说到这里,郑振峰深深吸了口气,脸上被热茶熏出的红润陡然褪去,白得发青。
“我跟着他来到菜市场尽头一间废弃的厕所,在那个屎尿横流满是污秽的地方,受尽折磨,就像柳云曾经对他做的那样。”
“他每隔十天半月就会回来一次,每一次,都在楼下等我,要我跟他到那里去。他用打火机烧我的手指和下身,逼我去舔厕所中干涸的粪便,甚至还把蘸了硫酸的棉签塞进我的耳朵。我被他折磨地遍体是伤,不能人事,被自己的老婆嫌弃……二十多年,基本每过上半月,我都会受到自己亲生儿子非人的虐待,从四十来岁一直到现在”
辛夏感觉心脏一阵急跳,“你为什么不报警?”
郑振峰闷着声一笑,“我第一次到那里去的时候他就告诉我他杀了人,还杀了不止一个。他拿我的老婆和儿子威胁我,说如果我报警,他就把他们全部宰了,他宰他们比杀一只鸡还容易。那几起案子我是有所耳闻的,知道警方费了很大功夫也没能找到凶手。
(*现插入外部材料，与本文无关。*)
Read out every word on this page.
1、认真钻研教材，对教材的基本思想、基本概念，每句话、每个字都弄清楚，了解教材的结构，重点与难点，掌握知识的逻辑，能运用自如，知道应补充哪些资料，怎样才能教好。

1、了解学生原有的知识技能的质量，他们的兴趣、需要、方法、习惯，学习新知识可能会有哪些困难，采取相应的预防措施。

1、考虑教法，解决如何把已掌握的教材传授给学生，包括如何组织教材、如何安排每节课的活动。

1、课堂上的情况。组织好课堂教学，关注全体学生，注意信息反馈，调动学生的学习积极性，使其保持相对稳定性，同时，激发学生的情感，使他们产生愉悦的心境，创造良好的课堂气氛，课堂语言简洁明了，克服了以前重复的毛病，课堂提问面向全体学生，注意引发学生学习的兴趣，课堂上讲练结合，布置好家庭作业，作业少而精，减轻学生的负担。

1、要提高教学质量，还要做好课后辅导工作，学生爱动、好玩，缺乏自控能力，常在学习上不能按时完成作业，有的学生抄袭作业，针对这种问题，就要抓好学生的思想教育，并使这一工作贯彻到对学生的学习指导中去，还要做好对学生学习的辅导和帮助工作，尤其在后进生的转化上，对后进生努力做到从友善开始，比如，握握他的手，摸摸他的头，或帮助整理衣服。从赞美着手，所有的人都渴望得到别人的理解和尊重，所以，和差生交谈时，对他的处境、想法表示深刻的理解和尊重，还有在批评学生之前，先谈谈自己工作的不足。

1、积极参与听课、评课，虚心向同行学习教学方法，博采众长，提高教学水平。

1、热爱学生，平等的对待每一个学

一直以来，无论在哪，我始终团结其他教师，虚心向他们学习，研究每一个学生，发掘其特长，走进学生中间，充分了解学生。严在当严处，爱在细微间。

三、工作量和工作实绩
辛记者,你说,我怎么敢用我老婆儿子的命冒险?”
“再后来,就是你爸爸那件案子,我一看到报道就知道是他,所以一直关注着,希望他能被绳之于法。可是我的愿望最终落空了,他又一次在警方的眼皮子底下溜掉,就和以前一样。”
郑振峰抬起头,眼中忽然多了一丝光泽,“不过那个时候,我在报纸上看到了你。你是唯一一个在他手里幸存下来的人,虽然我当时不知道这是巧合还是你的幸运。”
“可十三年之后,我不能把你的又一次逃脱当成偶然了。曹川他们找到我家,把事情的原委告诉了我,我听到他们提起你,就知道,你是可以帮到我的那个人。我不信任警方,但是我信你。辛记者,你挫败了他一次,两次,那么总有一天,你会让他从这个世界上彻底消失的,对不对?”
辛夏一怔,指了指倪殊,“您别把我想得这么厉害,这次要不是他,我早就没命了。”
“你信命吗?”郑振峰像是没听到似的打断她,斩钉截铁道,“我不信,但是郑朗信。他是恶家的人,恶青曾告诉过我,恶族的勇士在出征前都会找大巫师给自己算卦,诹吉避凶。而一个人如果一次又一次地在另一个人手里栽跟头,他心里也会产生一种暗示,暗示他在那个人面前永远抬不起头,永远赢不了。”
“辛记者,我想在经历了两次失败后,郑朗对你是一定是有所忌惮的。”
圈套
屋外风雪更急,窗子被吹得砰砰作响,像有人在用力地拍打玻璃。辛夏的心脏跟着共振,掀起兵荒马乱的节拍。